Au milieu du concert, pendant un instant, Avishaï Cohen ne sait plus où il est. La veille il était à Prague, bientôt ce sera Berlin, puis Londres… Nous mesurons alors la chance inouïe que nous avons de voir ce soir, au quai des Arts d’Argentan, cet immense musicien voyageur. Après avoir expliqué son périple, le contrebassiste repose son micro ; ce sera la seule fois qu’il s’adressera explicitement à nous. Et pourtant, le lien que ce fabuleux trio tisse avec le public pendant près de deux heures est l’un des plus forts jamais vus sur une scène de jazz. Reprenant dans un premier temps plusieurs compositions de ses albums précédents (notamment From Darkness), Avishaï Cohen prend un immense plaisir à développer ses improvisations avec une dextérité prodigieuse sur des mélodies particulièrement lyriques. Entre musique classique et hard-bop, cette première partie au rythme bien affirmé nous permet aussi de découvrir les nouveaux compères de son trio, le pianiste azerbaïdjanais Elchin Shirinov, d’une virtuosité saisissante, et le batteur Noam David, « the master of groove ». La seconde partie présente, en avant-première, de larges compositions du prochain album du trio, Arvolès, qui sort en juin.

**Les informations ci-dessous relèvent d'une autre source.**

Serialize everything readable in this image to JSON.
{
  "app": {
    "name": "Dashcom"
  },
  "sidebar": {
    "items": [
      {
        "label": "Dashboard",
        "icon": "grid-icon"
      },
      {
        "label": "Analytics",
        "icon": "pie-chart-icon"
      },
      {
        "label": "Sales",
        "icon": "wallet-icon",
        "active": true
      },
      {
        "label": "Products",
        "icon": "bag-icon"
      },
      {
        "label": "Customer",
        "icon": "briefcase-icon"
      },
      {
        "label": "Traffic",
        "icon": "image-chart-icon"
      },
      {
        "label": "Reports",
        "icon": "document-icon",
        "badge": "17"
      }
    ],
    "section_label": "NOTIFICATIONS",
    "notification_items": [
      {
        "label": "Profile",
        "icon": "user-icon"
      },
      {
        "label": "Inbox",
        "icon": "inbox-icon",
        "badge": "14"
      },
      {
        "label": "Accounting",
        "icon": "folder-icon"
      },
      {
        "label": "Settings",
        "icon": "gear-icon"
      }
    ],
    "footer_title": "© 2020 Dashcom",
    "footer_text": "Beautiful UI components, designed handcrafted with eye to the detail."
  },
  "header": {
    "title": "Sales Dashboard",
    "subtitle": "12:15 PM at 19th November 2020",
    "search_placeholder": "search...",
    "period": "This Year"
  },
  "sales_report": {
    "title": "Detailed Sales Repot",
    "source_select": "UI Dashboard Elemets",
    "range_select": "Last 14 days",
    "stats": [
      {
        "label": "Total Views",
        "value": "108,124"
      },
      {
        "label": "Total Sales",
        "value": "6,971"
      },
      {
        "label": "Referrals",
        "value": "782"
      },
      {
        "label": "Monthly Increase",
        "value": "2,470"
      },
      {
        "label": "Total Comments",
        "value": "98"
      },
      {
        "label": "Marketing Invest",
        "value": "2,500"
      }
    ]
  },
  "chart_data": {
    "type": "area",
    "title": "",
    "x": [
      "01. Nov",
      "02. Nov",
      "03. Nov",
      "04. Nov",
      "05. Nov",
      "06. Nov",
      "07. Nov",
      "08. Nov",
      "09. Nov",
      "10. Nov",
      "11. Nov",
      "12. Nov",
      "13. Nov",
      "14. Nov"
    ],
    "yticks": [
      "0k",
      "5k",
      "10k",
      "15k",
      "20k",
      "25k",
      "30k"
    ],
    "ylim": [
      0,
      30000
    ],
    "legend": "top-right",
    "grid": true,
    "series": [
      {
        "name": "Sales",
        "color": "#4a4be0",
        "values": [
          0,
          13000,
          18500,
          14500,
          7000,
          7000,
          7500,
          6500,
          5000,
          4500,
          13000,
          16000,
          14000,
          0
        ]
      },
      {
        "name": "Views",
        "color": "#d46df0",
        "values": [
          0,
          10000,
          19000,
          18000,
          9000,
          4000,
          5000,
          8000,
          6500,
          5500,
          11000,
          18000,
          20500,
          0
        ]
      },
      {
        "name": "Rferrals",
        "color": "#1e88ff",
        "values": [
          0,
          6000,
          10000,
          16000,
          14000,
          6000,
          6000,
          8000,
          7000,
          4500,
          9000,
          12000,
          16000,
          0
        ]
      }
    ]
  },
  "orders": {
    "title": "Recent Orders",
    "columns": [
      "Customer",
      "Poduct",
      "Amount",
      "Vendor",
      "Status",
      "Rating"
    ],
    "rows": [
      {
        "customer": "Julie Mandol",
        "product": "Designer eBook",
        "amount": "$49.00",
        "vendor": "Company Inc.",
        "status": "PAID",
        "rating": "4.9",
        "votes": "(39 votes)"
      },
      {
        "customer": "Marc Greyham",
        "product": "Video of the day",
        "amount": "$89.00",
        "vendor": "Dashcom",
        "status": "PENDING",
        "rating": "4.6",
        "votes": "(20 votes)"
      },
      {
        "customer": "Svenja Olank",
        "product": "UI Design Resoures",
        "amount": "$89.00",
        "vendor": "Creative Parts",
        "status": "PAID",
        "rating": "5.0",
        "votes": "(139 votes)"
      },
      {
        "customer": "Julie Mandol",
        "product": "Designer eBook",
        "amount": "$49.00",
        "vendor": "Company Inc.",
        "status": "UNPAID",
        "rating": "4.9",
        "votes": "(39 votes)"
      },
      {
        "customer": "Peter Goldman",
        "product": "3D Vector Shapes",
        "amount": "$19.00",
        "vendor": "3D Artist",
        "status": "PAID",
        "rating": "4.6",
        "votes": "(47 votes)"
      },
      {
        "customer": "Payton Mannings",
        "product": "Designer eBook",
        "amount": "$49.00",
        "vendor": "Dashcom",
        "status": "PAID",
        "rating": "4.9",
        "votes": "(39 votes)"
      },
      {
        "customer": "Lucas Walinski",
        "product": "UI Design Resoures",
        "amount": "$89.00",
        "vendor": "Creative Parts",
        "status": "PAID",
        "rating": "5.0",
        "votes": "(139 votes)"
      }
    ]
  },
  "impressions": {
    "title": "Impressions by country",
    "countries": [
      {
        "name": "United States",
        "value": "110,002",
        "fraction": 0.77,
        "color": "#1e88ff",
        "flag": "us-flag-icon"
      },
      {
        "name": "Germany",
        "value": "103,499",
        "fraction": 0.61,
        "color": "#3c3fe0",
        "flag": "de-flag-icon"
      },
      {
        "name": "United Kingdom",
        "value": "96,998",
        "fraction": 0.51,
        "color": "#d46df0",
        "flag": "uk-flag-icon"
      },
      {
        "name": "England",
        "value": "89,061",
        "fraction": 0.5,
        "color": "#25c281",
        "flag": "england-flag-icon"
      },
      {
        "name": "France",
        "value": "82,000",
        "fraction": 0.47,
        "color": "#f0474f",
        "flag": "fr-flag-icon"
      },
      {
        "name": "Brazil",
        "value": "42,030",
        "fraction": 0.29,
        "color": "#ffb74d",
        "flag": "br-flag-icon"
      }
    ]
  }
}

On sent alors un changement d’atmosphère. Avishaï Cohen puise là dans ses racines. « Arvolès »… « Arbre » en ladino, la langue romane des Juifs Séfarades. On comprend alors le retour aux belles mélodies orientales, aux chansons traditionnelles séfarades, volontiers jouées à l’archet. L’énergie, le rythme, les influences extraordinairement variées, mais surtout l’omniprésence de la contrebasse, ramenée définitivement au premier plan, révolutionnent l’art du trio et placent Avishaï Cohen, artiste déjà adulé, d’ores et déjà parmi les jazzmen les plus influents du XXIème siècle.